ARTISTS all have their unique preferences when it comes to their media or the materials used to create art.
For this group of Lumad artists from Bukidnon, the preferred medium is something close to their hearts.
“Soil painting,” they call it, and the use of bare earth best illustrates the themes of their art -- the preservation of their culture, promotion of peace, and environmental protection.
They are called soil painters because they capitalized on soil as the main component of their art pieces.
Thirty-four of their creations are currently displayed at the Museum of Three Cultures at the Capitol University.
Dubbed “Mensahe Gikan sa Bugta: Kinaiyahan, Kultura, ug Kalinaw, the Cagayan de Oro City leg of the exhibit, part of a country-wide tour to showcase their art, will run until June 30.
All of the art pieces are for sale with an art piece costing between P5,000 to P25,000. As of Friday, June 2, ten of the items have been sold.
Raul Bendit, a member of the Talaandig tribe in Bukidnon, said soil has been ignored as one of the elements of the earth that is why they wanted to rouse the people and underline the significance of arts to societal issues.
“Importante ang yuta nga para sa uban tumban lang busa gusto nato ipakita nga pwede kini mahimong art kay usa kini ka paghulagway sa beauty sa atong kalibutan ug kalinaw. kay dili man ta kahimo og arts kung dili peaceful ang atong huna-huna (The soil is important. Others may just think of it as something to step on but we chose this to highlight the beauty of the Earth and of peace which we need to be able to create art),” Bendit said.
Bendit said the soil is also an all-natural medium which do not contain chemicals even when collected from different places.
Bendit started to hone his craft in the 90's and since then he has been inspiring more soil artists to discover and polish their natural talents and skills in soil painting.
He said his group now has survived for the last two years even without stable support from the government or from private organizations.
One of the members, Chong Tecson, said soil painting has become his avenue to remind people to be socially aware. His subjects are primarily about social and environmental issues.
“Ingon nila atong gipatay ang kinaiyahan pero sa tinuod para nako dili kini mamatay kundili ang atong kaugalingon ang atong gipatay tungod sa atong pagpasagad nga gasumbalik sa ato (They said we are symbolically killing the environment with the use of soil but for me the issue is us killing ourselves through our indifference),”he said.
Group member Joey Hilario, a 15-year-old soil artist, made his debut in the exhibit. He painted an eagle as his subject because he said eagles in his place are fleeing because of the deterioration of their habitat.

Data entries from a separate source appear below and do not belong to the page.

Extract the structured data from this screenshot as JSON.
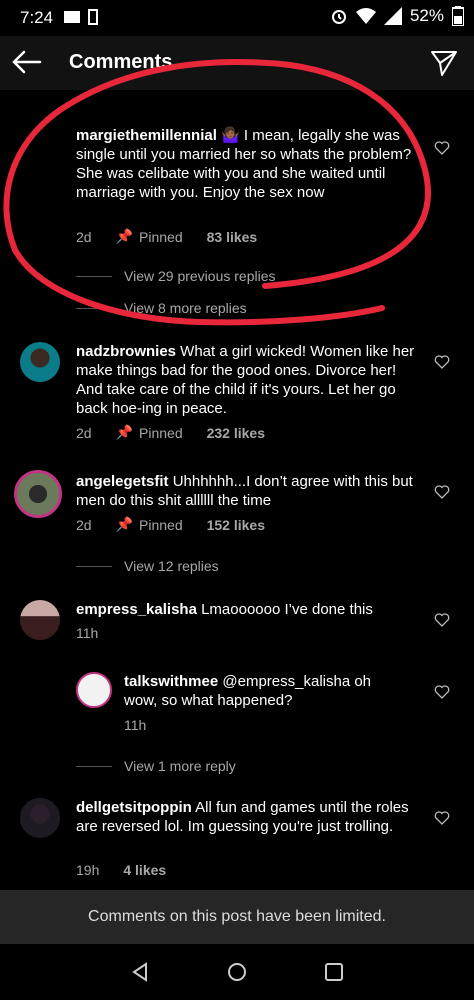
{
  "status": {
    "time": "7:24",
    "battery": "52%"
  },
  "header": {
    "title": "Comments"
  },
  "comments": [
    {
      "user": "margiethemillennial",
      "emoji": "🤷🏾‍♀️",
      "text": " I mean, legally she was single until you married her so whats the problem? She was celibate with you and she waited until marriage with you. Enjoy the sex now",
      "age": "2d",
      "pinned": "Pinned",
      "likes": "83 likes"
    },
    {
      "user": "nadzbrownies",
      "text": " What a girl wicked! Women like her make things bad for the good ones. Divorce her! And take care of the child if it's yours. Let her go back hoe-ing in peace.",
      "age": "2d",
      "pinned": "Pinned",
      "likes": "232 likes"
    },
    {
      "user": "angelegetsfit",
      "text": " Uhhhhhh...I don’t agree with this but men do this shit allllll the time",
      "age": "2d",
      "pinned": "Pinned",
      "likes": "152 likes"
    },
    {
      "user": "empress_kalisha",
      "text": " Lmaoooooo I’ve done this",
      "age": "11h"
    },
    {
      "user": "talkswithmee",
      "text": " @empress_kalisha oh wow, so what happened?",
      "age": "11h"
    },
    {
      "user": "dellgetsitpoppin",
      "text": " All fun and games until the roles are reversed lol. Im guessing you're just trolling.",
      "age": "19h",
      "likes": "4 likes"
    }
  ],
  "threads": {
    "previous": "View 29 previous replies",
    "more8": "View 8 more replies",
    "more12": "View 12 replies",
    "more1": "View 1 more reply"
  },
  "footer": {
    "limited": "Comments on this post have been limited."
  },
  "colors": {
    "annotation": "#e8283a",
    "background": "#000000",
    "meta": "#a8a8a8"
  }
}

“Bag-o lang gyud ko nagsugod ug eagle akong first subject kay nakita nako gakahurot na ang mga eagles sa amo kay nilayas kay giputol ang mga kahoy or gina-hunting (I just started soil painting and I chose the eagle as my subject because where I come from, eagles are disappearing because of habitat destruction),”he said.

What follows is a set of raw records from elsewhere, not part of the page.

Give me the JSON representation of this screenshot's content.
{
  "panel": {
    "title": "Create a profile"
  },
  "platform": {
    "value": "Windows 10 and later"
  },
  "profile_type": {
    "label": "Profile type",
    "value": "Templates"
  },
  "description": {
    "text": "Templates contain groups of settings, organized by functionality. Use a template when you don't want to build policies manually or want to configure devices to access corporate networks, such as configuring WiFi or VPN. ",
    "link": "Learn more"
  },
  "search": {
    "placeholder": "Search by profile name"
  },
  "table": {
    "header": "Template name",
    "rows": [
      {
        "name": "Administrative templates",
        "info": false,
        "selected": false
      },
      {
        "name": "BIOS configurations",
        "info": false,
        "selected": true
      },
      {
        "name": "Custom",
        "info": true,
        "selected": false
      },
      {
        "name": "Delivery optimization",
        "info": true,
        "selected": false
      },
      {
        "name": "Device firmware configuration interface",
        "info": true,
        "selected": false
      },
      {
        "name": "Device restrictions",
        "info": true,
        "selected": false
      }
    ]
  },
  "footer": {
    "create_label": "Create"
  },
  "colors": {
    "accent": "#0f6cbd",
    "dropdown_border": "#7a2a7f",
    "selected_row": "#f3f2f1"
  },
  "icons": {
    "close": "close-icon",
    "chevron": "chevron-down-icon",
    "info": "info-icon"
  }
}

And for Juan Cabaluna, soil painting is his way to shun vices and other wrongdoings, adding this is what he wants to tell his fellow youth.
Bendit said they may come from different backgrounds but their crafts have brought them together to inspire more people not only in Mindanao but even across the country.

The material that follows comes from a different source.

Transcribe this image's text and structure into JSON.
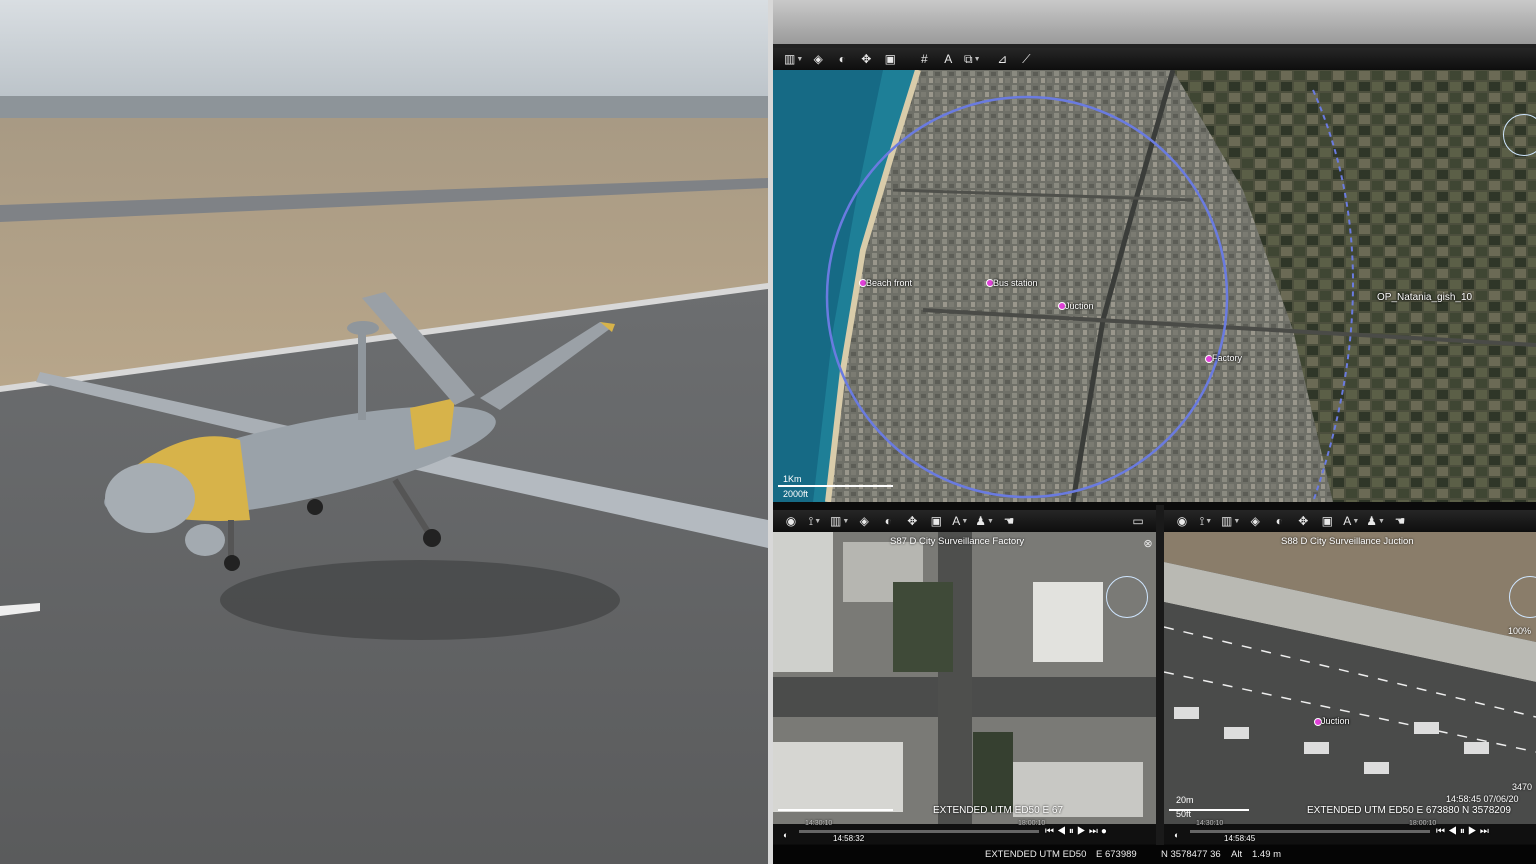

He also stressed that soil painting is not that compensating as they can only earn enough to feed their families and support each member of the group. This is why he is calling both government institutions and private entities for support.
“Nanawagan ta nga unta masuportahan ug tabangan ang mga local artists nga nagpakita sa ilang expression kalabot sa mga issues sama sa kalinaw, kinaiyahan ug kultura (We are hoping that through the exhibit, the artists will get support to continue creating art with cultural and environmental themes other people will support the artists in the,” Bendit said.